Modern technology is on a surgeon’s side.

“The ‘old days’ is still just 10 or 20 years ago for head and neck surgery,” says Dr. Sobel. Back then, protocols called for chemotherapy and radiation up front, surgery required breaking the jaw, and tracheostomy and scars were larger and more pervasive. With thyroid cancer in particular, better technology allows for smaller incisions, less internal and external scarring and quicker recovery. The goal, he says, is to be as minimally invasive as possible in order to preserve functional and cosmetic outcomes. “We try not to do too much — to preserve functional and cosmetic outcomes.”

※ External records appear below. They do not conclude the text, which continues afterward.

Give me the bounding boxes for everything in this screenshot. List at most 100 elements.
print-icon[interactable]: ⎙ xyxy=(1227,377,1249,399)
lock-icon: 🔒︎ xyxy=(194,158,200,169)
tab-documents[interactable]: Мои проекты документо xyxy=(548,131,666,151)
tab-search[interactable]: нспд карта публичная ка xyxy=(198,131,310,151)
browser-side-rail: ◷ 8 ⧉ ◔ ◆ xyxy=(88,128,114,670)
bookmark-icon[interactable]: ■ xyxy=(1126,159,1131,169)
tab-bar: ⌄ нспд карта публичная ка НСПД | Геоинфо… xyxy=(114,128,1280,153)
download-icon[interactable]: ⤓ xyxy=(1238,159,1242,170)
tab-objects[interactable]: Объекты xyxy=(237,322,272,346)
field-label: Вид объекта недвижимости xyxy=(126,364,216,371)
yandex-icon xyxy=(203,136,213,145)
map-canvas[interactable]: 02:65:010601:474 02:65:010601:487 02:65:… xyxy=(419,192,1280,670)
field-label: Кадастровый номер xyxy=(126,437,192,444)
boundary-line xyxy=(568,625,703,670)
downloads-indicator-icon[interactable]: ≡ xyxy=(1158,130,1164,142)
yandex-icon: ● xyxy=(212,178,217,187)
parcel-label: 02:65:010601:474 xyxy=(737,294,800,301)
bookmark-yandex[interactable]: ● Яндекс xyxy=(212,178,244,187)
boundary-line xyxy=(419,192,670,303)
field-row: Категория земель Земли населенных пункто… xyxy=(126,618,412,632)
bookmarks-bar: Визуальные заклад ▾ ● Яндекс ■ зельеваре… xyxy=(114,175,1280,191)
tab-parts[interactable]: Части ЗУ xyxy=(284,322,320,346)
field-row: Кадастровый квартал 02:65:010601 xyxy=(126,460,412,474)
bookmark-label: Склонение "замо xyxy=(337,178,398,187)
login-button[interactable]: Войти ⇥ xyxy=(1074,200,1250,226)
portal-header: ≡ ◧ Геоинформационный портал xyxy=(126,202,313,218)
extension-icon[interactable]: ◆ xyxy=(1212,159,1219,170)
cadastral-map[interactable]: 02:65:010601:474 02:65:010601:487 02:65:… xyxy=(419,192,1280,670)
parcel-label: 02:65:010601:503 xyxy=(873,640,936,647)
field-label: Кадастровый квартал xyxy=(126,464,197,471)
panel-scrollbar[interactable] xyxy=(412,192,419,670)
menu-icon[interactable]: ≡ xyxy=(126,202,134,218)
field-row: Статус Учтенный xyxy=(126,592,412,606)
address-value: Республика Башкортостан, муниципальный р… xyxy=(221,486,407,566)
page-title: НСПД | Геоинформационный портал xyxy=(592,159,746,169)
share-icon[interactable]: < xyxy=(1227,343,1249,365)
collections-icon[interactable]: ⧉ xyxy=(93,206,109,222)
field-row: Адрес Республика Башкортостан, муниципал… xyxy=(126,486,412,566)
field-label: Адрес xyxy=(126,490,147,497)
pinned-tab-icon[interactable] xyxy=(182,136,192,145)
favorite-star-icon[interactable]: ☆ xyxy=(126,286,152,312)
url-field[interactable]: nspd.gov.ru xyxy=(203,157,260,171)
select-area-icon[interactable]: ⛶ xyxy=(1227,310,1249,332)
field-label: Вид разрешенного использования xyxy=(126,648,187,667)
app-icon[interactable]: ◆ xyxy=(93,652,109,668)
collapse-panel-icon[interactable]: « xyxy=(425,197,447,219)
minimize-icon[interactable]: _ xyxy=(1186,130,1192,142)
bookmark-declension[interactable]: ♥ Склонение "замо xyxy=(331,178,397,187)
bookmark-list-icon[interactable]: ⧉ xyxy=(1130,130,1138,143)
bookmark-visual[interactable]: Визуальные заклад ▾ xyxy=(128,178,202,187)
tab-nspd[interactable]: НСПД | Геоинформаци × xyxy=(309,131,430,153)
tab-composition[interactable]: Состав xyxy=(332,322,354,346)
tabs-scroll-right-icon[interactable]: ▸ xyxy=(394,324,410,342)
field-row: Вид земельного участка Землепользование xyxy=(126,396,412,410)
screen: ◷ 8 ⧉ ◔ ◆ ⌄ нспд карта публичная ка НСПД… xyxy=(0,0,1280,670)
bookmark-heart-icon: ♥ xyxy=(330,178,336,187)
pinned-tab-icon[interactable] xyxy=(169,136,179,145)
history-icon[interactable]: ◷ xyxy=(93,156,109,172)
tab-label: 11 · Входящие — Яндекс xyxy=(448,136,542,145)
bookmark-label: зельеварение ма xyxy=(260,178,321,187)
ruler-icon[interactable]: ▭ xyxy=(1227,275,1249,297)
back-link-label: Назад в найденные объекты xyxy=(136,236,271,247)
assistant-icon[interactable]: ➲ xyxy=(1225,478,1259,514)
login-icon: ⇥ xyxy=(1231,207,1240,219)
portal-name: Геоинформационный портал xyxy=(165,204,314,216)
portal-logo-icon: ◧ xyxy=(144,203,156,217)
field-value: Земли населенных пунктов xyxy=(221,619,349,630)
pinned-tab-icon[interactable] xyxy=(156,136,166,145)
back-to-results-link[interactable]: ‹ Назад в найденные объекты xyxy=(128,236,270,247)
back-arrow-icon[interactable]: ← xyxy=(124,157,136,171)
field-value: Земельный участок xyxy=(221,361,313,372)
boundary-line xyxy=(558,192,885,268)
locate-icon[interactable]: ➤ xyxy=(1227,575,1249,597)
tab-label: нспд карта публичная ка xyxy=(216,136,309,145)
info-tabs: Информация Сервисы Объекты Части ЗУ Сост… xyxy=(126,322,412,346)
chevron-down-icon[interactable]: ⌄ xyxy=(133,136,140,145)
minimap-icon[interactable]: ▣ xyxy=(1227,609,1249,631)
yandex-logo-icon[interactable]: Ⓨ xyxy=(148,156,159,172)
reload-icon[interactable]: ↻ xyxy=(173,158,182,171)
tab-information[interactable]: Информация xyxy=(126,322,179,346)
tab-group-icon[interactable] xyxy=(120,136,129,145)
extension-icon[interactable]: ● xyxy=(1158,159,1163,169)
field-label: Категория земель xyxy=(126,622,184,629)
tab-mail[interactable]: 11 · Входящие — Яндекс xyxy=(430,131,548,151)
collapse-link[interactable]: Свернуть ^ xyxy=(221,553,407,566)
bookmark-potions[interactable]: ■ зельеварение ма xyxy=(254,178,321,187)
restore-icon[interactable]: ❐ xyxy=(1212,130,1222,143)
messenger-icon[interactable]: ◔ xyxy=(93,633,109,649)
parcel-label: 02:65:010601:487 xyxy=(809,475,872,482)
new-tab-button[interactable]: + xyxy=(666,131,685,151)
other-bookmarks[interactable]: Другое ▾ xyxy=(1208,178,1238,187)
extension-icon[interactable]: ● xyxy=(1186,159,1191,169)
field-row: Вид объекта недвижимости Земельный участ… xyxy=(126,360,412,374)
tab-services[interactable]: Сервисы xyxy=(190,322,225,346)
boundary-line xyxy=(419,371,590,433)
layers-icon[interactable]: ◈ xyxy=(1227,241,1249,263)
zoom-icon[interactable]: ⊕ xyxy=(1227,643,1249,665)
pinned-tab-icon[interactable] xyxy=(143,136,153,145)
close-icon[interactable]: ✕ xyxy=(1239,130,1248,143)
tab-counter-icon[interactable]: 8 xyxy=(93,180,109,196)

After the operation, thyroid cancer survivors may or may not receive adjuvant radioactive iodine therapy, with its particular low-iodine diet. Patients often must make their own almond milk and ketchup, for example, to avoid iodine in processed foods. They also experience a period of isolation due to the radiation. Survivors take thyroid replacement hormones for the rest of their lives to continue the fine art of managing their metabolism. And they return for checkups and scans regularly — every three to four months in the first two years, and less often after that — to be sure the cancer has not returned.

For the vast majority who survive thyroid cancer, this is recovery.

“There’s a stigma that surrounds it as a ‘good cancer,’” explains Avin, who now, at 23, has embarked on a career devoted to studying the cancer she was diagnosed with in her teens. Indeed, thyroid cancer has been referred to, flippantly, as a “nuisance cancer.”

“A lot of us go through struggles; they’re just different struggles,” says Avin. “We may not go through chemo or radiation, but we are still cancer survivors.”